El Estado revolucionario, en consecuencia, si bien no ha sido decretado por nadie y no tiene ningún imperativo legal en Venezuela, es la verdadera guía que orienta las decisiones y la conducta de la Fiscalía, de la Contraloría, del Poder Electoral, de las Fuerzas Armadas. No hay nada abonado en el país en torno al concepto del interés nacional y del bien común.
La patria es de ellos: todos son militantes del PSUV y simulan tener autonomía y garantizar los derechos de todos, pero todos trabajan en función de sus intereses, priorizando su permanencia en el Gobierno, encubriendo aquello que pueda ser políticamente inconveniente, tomando decisiones de fuerza cuando los hechos y la indignación se desbordan.
En medio de esta grave ruptura cognitiva, diciendo una cosa y haciendo otra, roto el principio de la rendición de cuentas, de la responsabilidad en el mando y de la alternabilidad republicana, Venezuela lleva casi un cuarto de siglo gobernada.
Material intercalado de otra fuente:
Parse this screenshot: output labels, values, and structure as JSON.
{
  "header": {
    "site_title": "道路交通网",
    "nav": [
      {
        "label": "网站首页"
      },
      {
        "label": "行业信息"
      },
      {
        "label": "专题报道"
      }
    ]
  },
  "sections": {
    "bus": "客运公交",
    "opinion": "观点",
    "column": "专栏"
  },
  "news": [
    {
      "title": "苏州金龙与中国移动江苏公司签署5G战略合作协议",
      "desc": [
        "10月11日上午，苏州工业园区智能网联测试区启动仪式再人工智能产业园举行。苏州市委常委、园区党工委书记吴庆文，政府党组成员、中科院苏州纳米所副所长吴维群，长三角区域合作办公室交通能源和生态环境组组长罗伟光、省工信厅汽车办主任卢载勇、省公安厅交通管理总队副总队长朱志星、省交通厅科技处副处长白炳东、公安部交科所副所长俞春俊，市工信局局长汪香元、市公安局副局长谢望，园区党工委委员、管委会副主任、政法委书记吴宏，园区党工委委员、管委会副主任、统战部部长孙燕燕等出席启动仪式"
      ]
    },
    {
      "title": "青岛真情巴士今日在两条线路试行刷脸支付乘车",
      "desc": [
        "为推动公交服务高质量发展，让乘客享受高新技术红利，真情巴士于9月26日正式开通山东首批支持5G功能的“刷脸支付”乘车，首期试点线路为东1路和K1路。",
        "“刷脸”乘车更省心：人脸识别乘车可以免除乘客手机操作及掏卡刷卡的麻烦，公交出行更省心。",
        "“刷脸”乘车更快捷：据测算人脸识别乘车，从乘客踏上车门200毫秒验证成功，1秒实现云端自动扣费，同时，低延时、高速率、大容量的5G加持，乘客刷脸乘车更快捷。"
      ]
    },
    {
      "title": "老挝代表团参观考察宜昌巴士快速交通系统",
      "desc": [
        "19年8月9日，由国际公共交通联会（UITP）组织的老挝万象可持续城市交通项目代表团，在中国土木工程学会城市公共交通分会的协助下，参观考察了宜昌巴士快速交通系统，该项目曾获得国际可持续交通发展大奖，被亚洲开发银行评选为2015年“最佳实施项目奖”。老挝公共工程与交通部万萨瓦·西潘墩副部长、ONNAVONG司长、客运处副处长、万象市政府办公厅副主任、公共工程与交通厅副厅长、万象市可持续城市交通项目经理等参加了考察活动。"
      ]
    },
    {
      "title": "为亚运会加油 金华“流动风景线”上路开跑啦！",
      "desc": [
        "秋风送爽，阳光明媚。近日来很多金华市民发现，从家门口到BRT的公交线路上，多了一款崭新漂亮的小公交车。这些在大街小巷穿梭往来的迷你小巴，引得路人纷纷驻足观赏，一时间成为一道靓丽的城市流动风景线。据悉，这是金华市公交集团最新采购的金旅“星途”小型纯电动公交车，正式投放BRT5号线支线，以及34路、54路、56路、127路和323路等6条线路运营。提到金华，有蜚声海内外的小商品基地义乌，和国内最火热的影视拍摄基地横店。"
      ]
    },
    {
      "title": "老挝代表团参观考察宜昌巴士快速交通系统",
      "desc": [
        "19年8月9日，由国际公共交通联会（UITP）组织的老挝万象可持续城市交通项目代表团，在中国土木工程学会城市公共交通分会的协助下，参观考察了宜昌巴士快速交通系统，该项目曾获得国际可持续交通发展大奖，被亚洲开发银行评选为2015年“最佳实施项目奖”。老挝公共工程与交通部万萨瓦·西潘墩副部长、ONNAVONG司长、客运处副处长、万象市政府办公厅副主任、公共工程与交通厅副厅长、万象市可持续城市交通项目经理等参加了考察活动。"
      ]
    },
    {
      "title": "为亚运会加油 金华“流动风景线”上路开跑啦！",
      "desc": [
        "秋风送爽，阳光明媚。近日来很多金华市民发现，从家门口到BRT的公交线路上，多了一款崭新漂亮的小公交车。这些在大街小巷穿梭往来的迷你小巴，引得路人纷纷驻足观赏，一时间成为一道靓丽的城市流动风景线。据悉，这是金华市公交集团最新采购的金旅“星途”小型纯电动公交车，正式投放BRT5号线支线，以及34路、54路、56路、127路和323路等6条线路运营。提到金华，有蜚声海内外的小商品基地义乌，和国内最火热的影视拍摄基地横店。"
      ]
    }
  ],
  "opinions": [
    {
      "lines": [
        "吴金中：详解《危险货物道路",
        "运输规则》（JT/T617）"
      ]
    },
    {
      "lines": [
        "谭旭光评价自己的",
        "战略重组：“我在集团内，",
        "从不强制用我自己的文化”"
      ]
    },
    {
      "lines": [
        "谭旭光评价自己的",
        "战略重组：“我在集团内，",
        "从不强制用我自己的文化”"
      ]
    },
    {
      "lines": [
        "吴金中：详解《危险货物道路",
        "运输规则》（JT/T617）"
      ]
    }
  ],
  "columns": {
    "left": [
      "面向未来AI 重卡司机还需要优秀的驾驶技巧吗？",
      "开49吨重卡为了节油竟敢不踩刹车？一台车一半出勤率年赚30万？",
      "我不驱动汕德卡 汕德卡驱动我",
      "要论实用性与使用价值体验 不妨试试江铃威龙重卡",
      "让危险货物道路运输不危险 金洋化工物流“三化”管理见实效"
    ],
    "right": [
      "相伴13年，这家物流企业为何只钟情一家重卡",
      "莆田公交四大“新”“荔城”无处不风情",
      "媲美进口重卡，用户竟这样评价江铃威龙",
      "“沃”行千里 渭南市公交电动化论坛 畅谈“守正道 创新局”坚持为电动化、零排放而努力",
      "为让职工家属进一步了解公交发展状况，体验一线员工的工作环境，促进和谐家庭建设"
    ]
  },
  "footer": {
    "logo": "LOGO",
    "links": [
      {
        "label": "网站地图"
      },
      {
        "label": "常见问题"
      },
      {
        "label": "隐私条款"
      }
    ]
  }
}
A mis amigos, todo; a mis enemigos, la ley.
Mientras se levanta el puño izquierdo y se coloca rostro de dignidad obrera, el nepotismo inundó la administración pública; el mérito académico se vació de contenido; las obras públicas quedan inconclusas; el tesoro nacional ha sido dilapidado; millones de personas han salido huyendo del país.
La retórica chavista, la moral clonada, cada vez más divorciada de la realidad, le sirve de contexto referencial a la decadencia histórica de Venezuela, acaso, por esa misma causa, uno de los más violentos y corrompidos del mundo, de acuerdo a un barómetro de medición que parece universal.